‘One, For Words’ by Keston Cobblers’ Club

September 6, 2012

We’d like to think Keston Cobblers’ Club is an eighteenth century band formed by Cobblers’ apprentices in Keston, and having listened to their album of indie folk, we think the real band would approve.

The name actually comes from a piece of British folklore, about a Cobbler who set up so many dances for local villagers their soles wore thin, leading to more business. As you’re about to find out, this is a little strange, as KCC’s recording isn’t perfect dancing material. It’s actually more meditative.

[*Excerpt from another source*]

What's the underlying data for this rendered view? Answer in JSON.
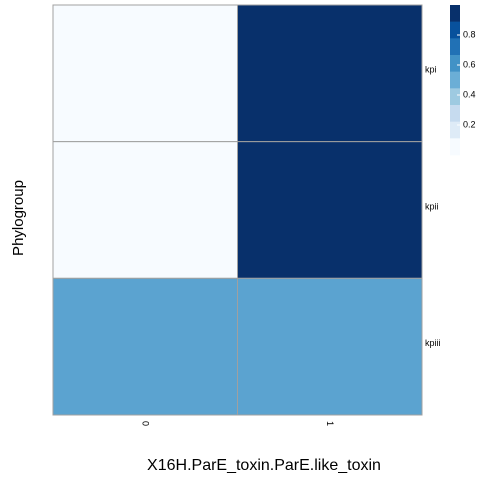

Album ‘One, For Words’ has thirteen tracks, and although one is short and pointless, that’s still good value for money. Over the course of the songs you’ll hear a wide range of instruments, from acoustic strings (banjos, guitars, and violins), brass, piano, mouth organ, accordion, some handclaps, and even what sounds like an old film projector. They’re equally diverse in their vocals, with a sweet female voice, a soft male voice, and another male who sounds wonderfully flinty, all combining in different ways across the tracks. The style is thoroughly indie folk throughout, as everything has that now familiar sound, and they have big numbers with all the instruments played loud (such as Your Mother), and far more gentle tunes, like For Words.

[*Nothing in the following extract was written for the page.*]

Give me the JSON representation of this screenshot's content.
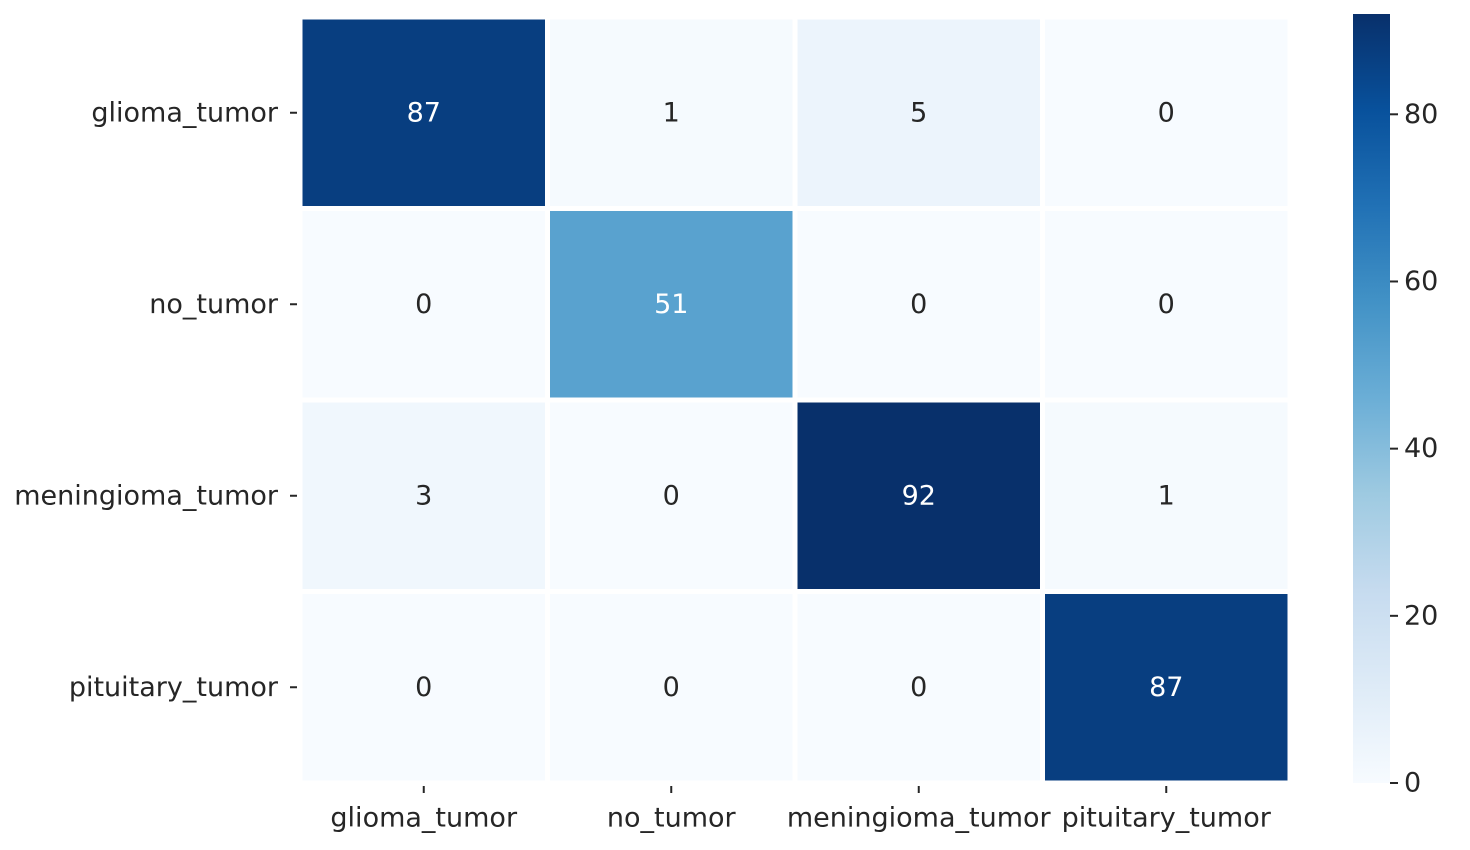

The common image of indie folk is split between big, dancing tunes where people whoop it up, and sad refrains, and KCC occupy a curious middle ground. While only once do they approach a drunken sadness, melancholy infects the entire album. We don’t mean that the album is overwhelmingly sad, because there’s jolly banjo, keen handclaps, and plenty of action, but even in those songs there’s a tinge – and often more than a tinge – of sadness beneath that stops complete enjoyment. The opposite is also true: even in their most depressed moments there’s a sense of fun, and of hope. The result can be disorientating, like KCC doesn’t know what to write, or they’re trying to be fun and just can’t, and there’s nothing wrong with either of these; in fact, the latter would be touchingly honest. But the more you listen to the album, the more you realise this mixture is far more true to life than the perceived divide.

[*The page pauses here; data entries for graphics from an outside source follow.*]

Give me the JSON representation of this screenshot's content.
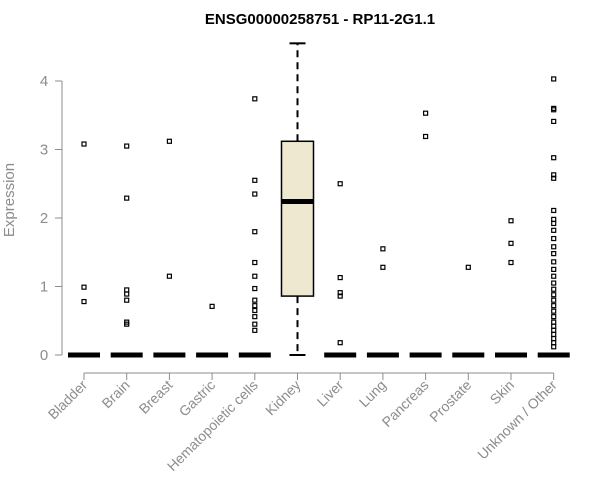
{
  "chart_data": {
    "type": "box",
    "title": "ENSG00000258751 - RP11-2G1.1",
    "xlabel": "",
    "ylabel": "Expression",
    "ylim": [
      0,
      4.5
    ],
    "yticks": [
      0,
      1,
      2,
      3,
      4
    ],
    "box_fill": "#EDE8CF",
    "categories": [
      "Bladder",
      "Brain",
      "Breast",
      "Gastric",
      "Hematopoietic cells",
      "Kidney",
      "Liver",
      "Lung",
      "Pancreas",
      "Prostate",
      "Skin",
      "Unknown / Other"
    ],
    "series": [
      {
        "category": "Bladder",
        "whisker_low": 0,
        "q1": 0,
        "median": 0,
        "q3": 0,
        "whisker_high": 0,
        "outliers": [
          3.08,
          0.99,
          0.78
        ]
      },
      {
        "category": "Brain",
        "whisker_low": 0,
        "q1": 0,
        "median": 0,
        "q3": 0,
        "whisker_high": 0,
        "outliers": [
          3.05,
          2.29,
          0.95,
          0.89,
          0.8,
          0.48,
          0.45
        ]
      },
      {
        "category": "Breast",
        "whisker_low": 0,
        "q1": 0,
        "median": 0,
        "q3": 0,
        "whisker_high": 0,
        "outliers": [
          3.12,
          1.15
        ]
      },
      {
        "category": "Gastric",
        "whisker_low": 0,
        "q1": 0,
        "median": 0,
        "q3": 0,
        "whisker_high": 0,
        "outliers": [
          0.71
        ]
      },
      {
        "category": "Hematopoietic cells",
        "whisker_low": 0,
        "q1": 0,
        "median": 0,
        "q3": 0,
        "whisker_high": 0,
        "outliers": [
          3.74,
          2.55,
          2.35,
          1.8,
          1.35,
          1.15,
          0.97,
          0.8,
          0.72,
          0.65,
          0.56,
          0.45,
          0.36
        ]
      },
      {
        "category": "Kidney",
        "whisker_low": 0,
        "q1": 0.86,
        "median": 2.24,
        "q3": 3.12,
        "whisker_high": 4.55,
        "outliers": []
      },
      {
        "category": "Liver",
        "whisker_low": 0,
        "q1": 0,
        "median": 0,
        "q3": 0,
        "whisker_high": 0,
        "outliers": [
          2.5,
          1.13,
          0.91,
          0.86,
          0.18
        ]
      },
      {
        "category": "Lung",
        "whisker_low": 0,
        "q1": 0,
        "median": 0,
        "q3": 0,
        "whisker_high": 0,
        "outliers": [
          1.55,
          1.28
        ]
      },
      {
        "category": "Pancreas",
        "whisker_low": 0,
        "q1": 0,
        "median": 0,
        "q3": 0,
        "whisker_high": 0,
        "outliers": [
          3.53,
          3.19
        ]
      },
      {
        "category": "Prostate",
        "whisker_low": 0,
        "q1": 0,
        "median": 0,
        "q3": 0,
        "whisker_high": 0,
        "outliers": [
          1.28
        ]
      },
      {
        "category": "Skin",
        "whisker_low": 0,
        "q1": 0,
        "median": 0,
        "q3": 0,
        "whisker_high": 0,
        "outliers": [
          1.96,
          1.63,
          1.35
        ]
      },
      {
        "category": "Unknown / Other",
        "whisker_low": 0,
        "q1": 0,
        "median": 0,
        "q3": 0,
        "whisker_high": 0,
        "outliers": [
          4.03,
          3.6,
          3.58,
          3.41,
          2.88,
          2.63,
          2.58,
          2.11,
          1.98,
          1.92,
          1.82,
          1.7,
          1.58,
          1.48,
          1.36,
          1.25,
          1.15,
          1.05,
          0.96,
          0.88,
          0.8,
          0.72,
          0.64,
          0.56,
          0.48,
          0.42,
          0.36,
          0.3,
          0.24,
          0.18,
          0.12
        ]
      }
    ]
  }
}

There are a couple more things to mention. The cover, featuring two red busses, in no way prepares you for what’s inside this album, almost as if it was picked at random. Track 11, Ah Jaunt Soon, begins like a folk hymn before the beats kick in, and I’d have liked to have heard the entire song continue like the start. But these two points are just ways of avoiding the elephant in the room, and that is Mumford and Sons. You can’t release a folk rock album in 2012 without being in their shadows, and a comparison is clear: KCC are a small notch below hitting the emotional strings that Mumford do so well, but their concoction of light and dark, the way happiness and depression can’t be teased apart in this this album, is going to create a raft of passionate Keston fans who feel this album meshing with their lives and who will play if for many years.